Orang-orang yang melakukan konspirasi jahat ini bergerak sebelum fajar. Jumlah mereka hampir dua ribu orang. Masing-masing kelompok bergerak mendatangi kerabat mereka lalu melakukan serbuan mendadak dengan pedang-pedang mereka. Setelah itu, masing-masing kelompok bangkit untuk membela kaumnya. Akhirnya, orang-orang bangun dari tidur mereka dengan membawa pedang seraya berkata, " Para penduduk Kufah menyerang kita pada malam hari dan berkhianat kepada kita." Mereka mengira bahwa tindakan tersebut adalah rencana busuk yang dilakukan Ali Rodhiyallahu 'anhu. Setelah mendengar berita ini, Ali berkata, "Apa yang terjadi pada masyarakat?" Orang-orang yang berada di sekitarnya berteriak, "Penduduk Bashrah menyerang kami di malam hari dan berkhianat terhadap kami." Masing-masing kelompok kemudian mengambil pedangnya, memakai baju perang, dan menunggang kuda tanpa mengetahui hakikat yang sebenarnya. Karena itu, wajar bila kemudian secara spontan terjadi peperangan dan pertempuran.
Orang-orang yang berhimpun di sekitar Ali berjumlah 20.000 orang, sedangkan orang-orang yang bergabung dengan Aisyah sekitar 30.000 orang. Sementara itu, para pengikut Ibnu Sauda' (Abdullah bin Saba ') yang terabaikan -semoga Allah memburukkan mereka- tak henti-hentinya melakukan pembunuhan sehingga para penyeru dari pihak Ali yang menyerukan, "Berhentilah, berhentilah," tidak mendapatkan sambutan sama sekali. 367
Di tengah sengit dan berkecamuknya pertempuran itu, bila wajah-wajah yang saling mengenal di bawah naungan keimanan itu berhadapan, mereka saling menahan diri dan menghindar, tak peduli dari kelompok mana pun mereka.
Imam Baihaqi meriwayatkan secara bersambung, ia berkata, "Telah menceritakan kepada kami Abu Bakar Muhammad ibnul Hasan al-Qadhi, ia meriwayatkan dengan sanadnya dari Harb ibnul Aswad Da'uli. Ia berkata, 'Ketika Ali dan kawan-kawannya mendekati Thalhah dan Zubair, dan barisan pun telah saling mendekat, keluarlah Ali seraya menunggang baghal Rasulullah kemudian berseru, 'Panggilkan saya Zubair bin Awwam.' Setelah Zubair dipanggil, datanglah ia sampai tengkuk kedua tunggangannya saling bersentuhan. Ali berkata, 'Wahai Zubair, demi Allah, apakah engkau ingat ketika Rasulullah melewatimu, sedangkan kami berada di tempat ini dan itu? Beliau kemudian bertanya, 'Wahai Zubair, apakah kamu mencintai Ali?' Kamu lalu menjawab, 'Mengapa aku tidak mencintai anak bibiku dan anak pamanku, bahkan seagama denganku?' Nabi Shallallahu 'alaihi wa sallam kemudian bersabda, 'Wahai Zubair, demi Allah, satu saat, engkau pasti akan memeranginya dan menzhaliminya."

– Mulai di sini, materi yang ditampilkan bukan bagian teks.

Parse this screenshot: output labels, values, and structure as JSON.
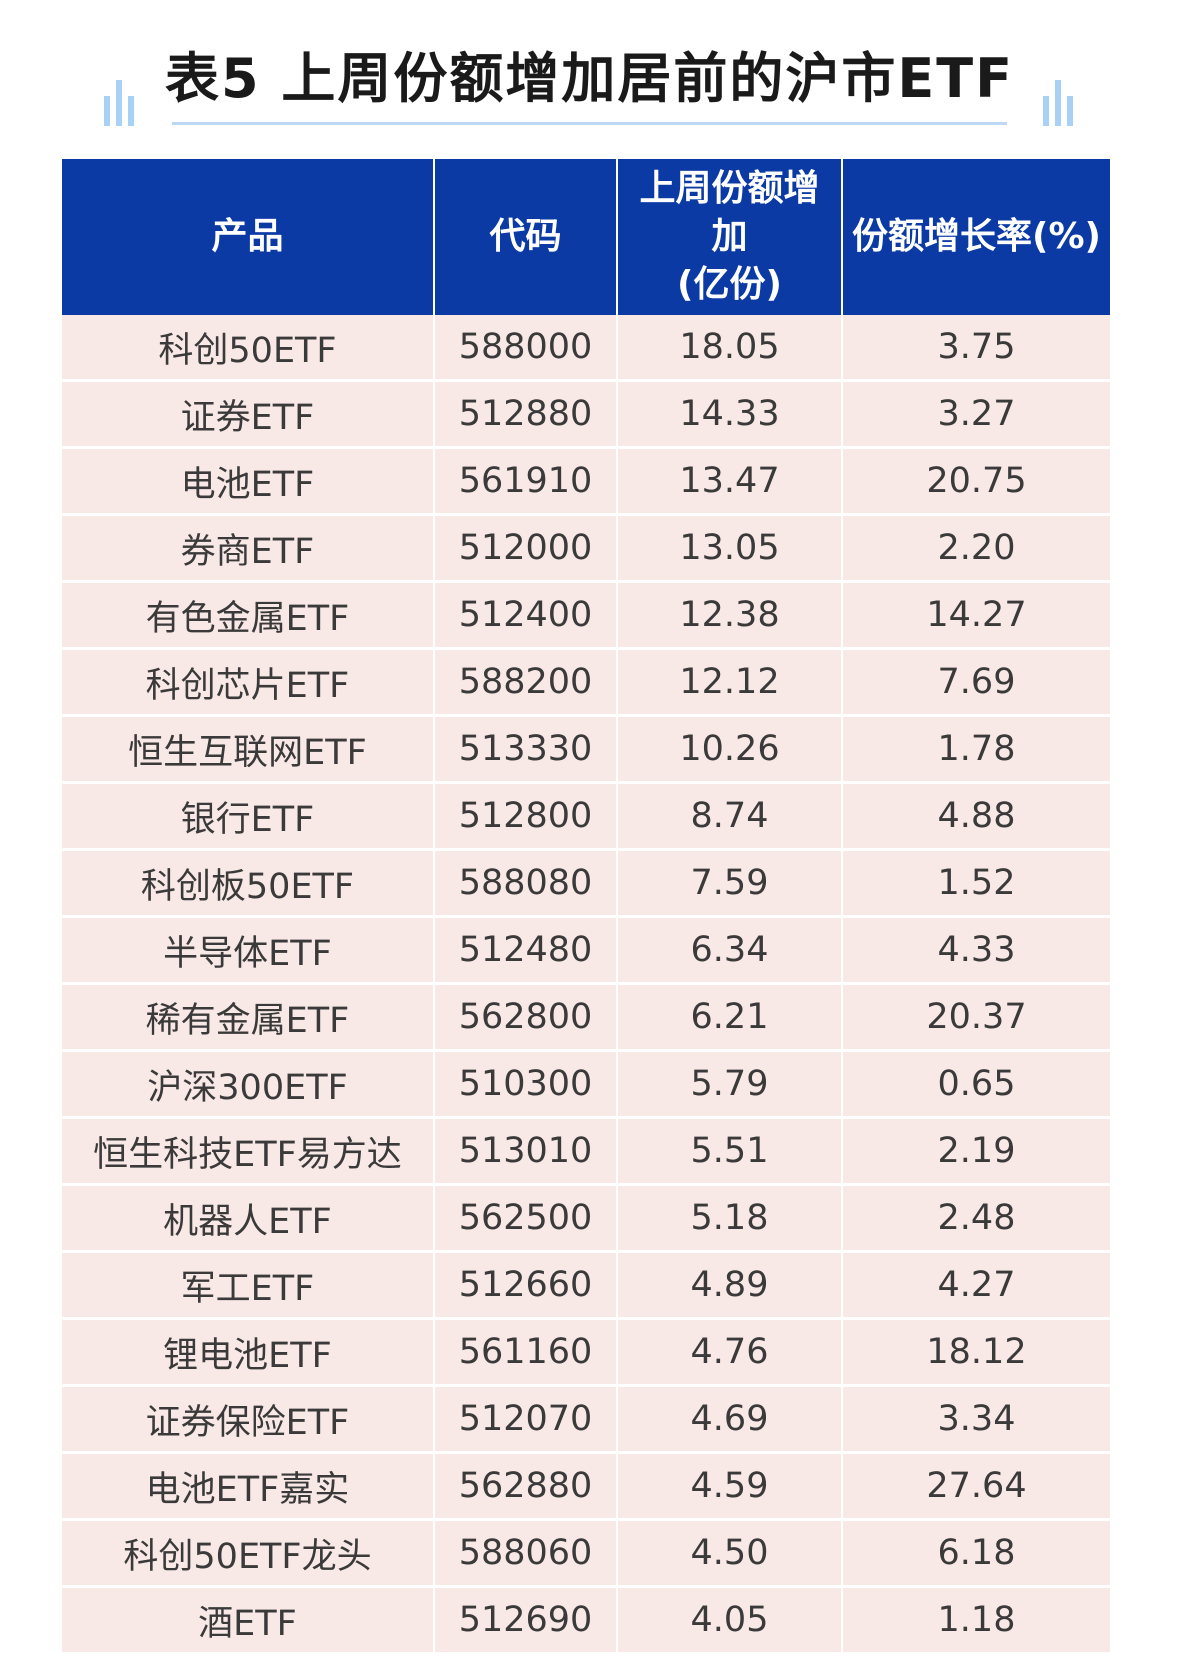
{
  "title": "表5  上周份额增加居前的沪市ETF",
  "table": {
    "headers": [
      "产品",
      "代码",
      "上周份额增加\n(亿份)",
      "份额增长率(%)"
    ],
    "rows": [
      [
        "科创50ETF",
        "588000",
        "18.05",
        "3.75"
      ],
      [
        "证券ETF",
        "512880",
        "14.33",
        "3.27"
      ],
      [
        "电池ETF",
        "561910",
        "13.47",
        "20.75"
      ],
      [
        "券商ETF",
        "512000",
        "13.05",
        "2.20"
      ],
      [
        "有色金属ETF",
        "512400",
        "12.38",
        "14.27"
      ],
      [
        "科创芯片ETF",
        "588200",
        "12.12",
        "7.69"
      ],
      [
        "恒生互联网ETF",
        "513330",
        "10.26",
        "1.78"
      ],
      [
        "银行ETF",
        "512800",
        "8.74",
        "4.88"
      ],
      [
        "科创板50ETF",
        "588080",
        "7.59",
        "1.52"
      ],
      [
        "半导体ETF",
        "512480",
        "6.34",
        "4.33"
      ],
      [
        "稀有金属ETF",
        "562800",
        "6.21",
        "20.37"
      ],
      [
        "沪深300ETF",
        "510300",
        "5.79",
        "0.65"
      ],
      [
        "恒生科技ETF易方达",
        "513010",
        "5.51",
        "2.19"
      ],
      [
        "机器人ETF",
        "562500",
        "5.18",
        "2.48"
      ],
      [
        "军工ETF",
        "512660",
        "4.89",
        "4.27"
      ],
      [
        "锂电池ETF",
        "561160",
        "4.76",
        "18.12"
      ],
      [
        "证券保险ETF",
        "512070",
        "4.69",
        "3.34"
      ],
      [
        "电池ETF嘉实",
        "562880",
        "4.59",
        "27.64"
      ],
      [
        "科创50ETF龙头",
        "588060",
        "4.50",
        "6.18"
      ],
      [
        "酒ETF",
        "512690",
        "4.05",
        "1.18"
      ]
    ]
  },
  "colors": {
    "header_bg": "#0b3aa4",
    "row_bg": "#f9e9e6",
    "accent": "#a9d0f5"
  }
}
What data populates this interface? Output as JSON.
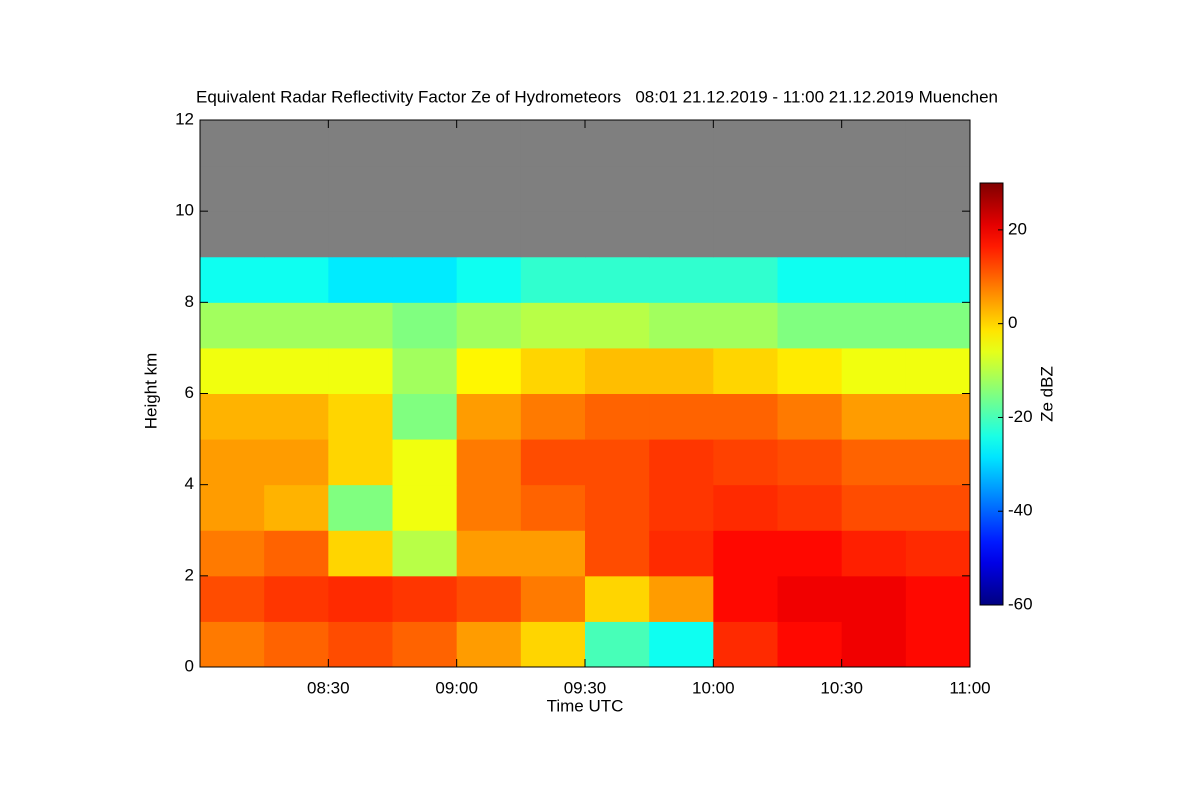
{
  "chart_data": {
    "type": "heatmap",
    "title": "Equivalent Radar Reflectivity Factor Ze of Hydrometeors   08:01 21.12.2019 - 11:00 21.12.2019 Muenchen",
    "x_label": "Time UTC",
    "y_label": "Height km",
    "colorbar_label": "Ze dBZ",
    "xlim": [
      480,
      660
    ],
    "xticks": [
      {
        "value": 510,
        "label": "08:30"
      },
      {
        "value": 540,
        "label": "09:00"
      },
      {
        "value": 570,
        "label": "09:30"
      },
      {
        "value": 600,
        "label": "10:00"
      },
      {
        "value": 630,
        "label": "10:30"
      },
      {
        "value": 660,
        "label": "11:00"
      }
    ],
    "ylim": [
      0,
      12
    ],
    "yticks": [
      0,
      2,
      4,
      6,
      8,
      10,
      12
    ],
    "zlim": [
      -60,
      30
    ],
    "zticks": [
      -60,
      -40,
      -20,
      0,
      20
    ],
    "missing_color": "#7f7f7f",
    "xbins": [
      480,
      495,
      510,
      525,
      540,
      555,
      570,
      585,
      600,
      615,
      630,
      645,
      660
    ],
    "ybins": [
      0,
      1,
      2,
      3,
      4,
      5,
      6,
      7,
      8,
      9,
      10,
      11,
      12
    ],
    "z": [
      [
        8,
        10,
        12,
        10,
        5,
        0,
        -20,
        -25,
        15,
        18,
        20,
        18
      ],
      [
        12,
        14,
        15,
        14,
        12,
        8,
        0,
        5,
        18,
        20,
        20,
        18
      ],
      [
        8,
        10,
        0,
        -10,
        5,
        5,
        12,
        15,
        18,
        18,
        16,
        15
      ],
      [
        5,
        3,
        -15,
        -5,
        8,
        10,
        12,
        14,
        15,
        14,
        12,
        12
      ],
      [
        5,
        5,
        0,
        -5,
        8,
        12,
        12,
        14,
        13,
        12,
        10,
        10
      ],
      [
        3,
        3,
        0,
        -15,
        5,
        8,
        10,
        10,
        10,
        8,
        5,
        5
      ],
      [
        -5,
        -5,
        -5,
        -12,
        -3,
        0,
        2,
        2,
        0,
        -2,
        -5,
        -5
      ],
      [
        -12,
        -12,
        -12,
        -15,
        -12,
        -10,
        -10,
        -12,
        -12,
        -15,
        -15,
        -15
      ],
      [
        -25,
        -25,
        -28,
        -28,
        -25,
        -22,
        -22,
        -22,
        -22,
        -25,
        -25,
        -25
      ],
      [
        null,
        null,
        null,
        null,
        null,
        null,
        null,
        null,
        null,
        null,
        null,
        null
      ],
      [
        null,
        null,
        null,
        null,
        null,
        null,
        null,
        null,
        null,
        null,
        null,
        null
      ],
      [
        null,
        null,
        null,
        null,
        null,
        null,
        null,
        null,
        null,
        null,
        null,
        null
      ]
    ]
  }
}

Zubair menjawab, 'Demi Allah, aku telah lupa akan peristiwa tersebut semenjak aku mendengarnya dari Rasulullah. Akan tetapi, sekarang baru teringat lagi. Demi Allah, aku tidak akan memerangimu untuk selama-Iamanya.' Zubair kemudian kembali dengan menunggang kendaraannya membelah barisan.'''
Ketika unta Aisyah Radhiyallahu 'anha jatuh ke tanah kemudian sekedupnya dibawa jauh dari medan pertempuran, Ali datang kepadanya seraya mengucapkan salam dan menanyakan keadaannya seraya berkata, "Bagaimana keadaanmu, wahai ibunda?" Aisyah menjawab, "Baik." Ali berkata, "Semoga Allah mengampunimu." Selanjutnya orang-orang dan para sahabat datang seraya mengucapkan salam kepadanya dan menanyakan keselamatannya.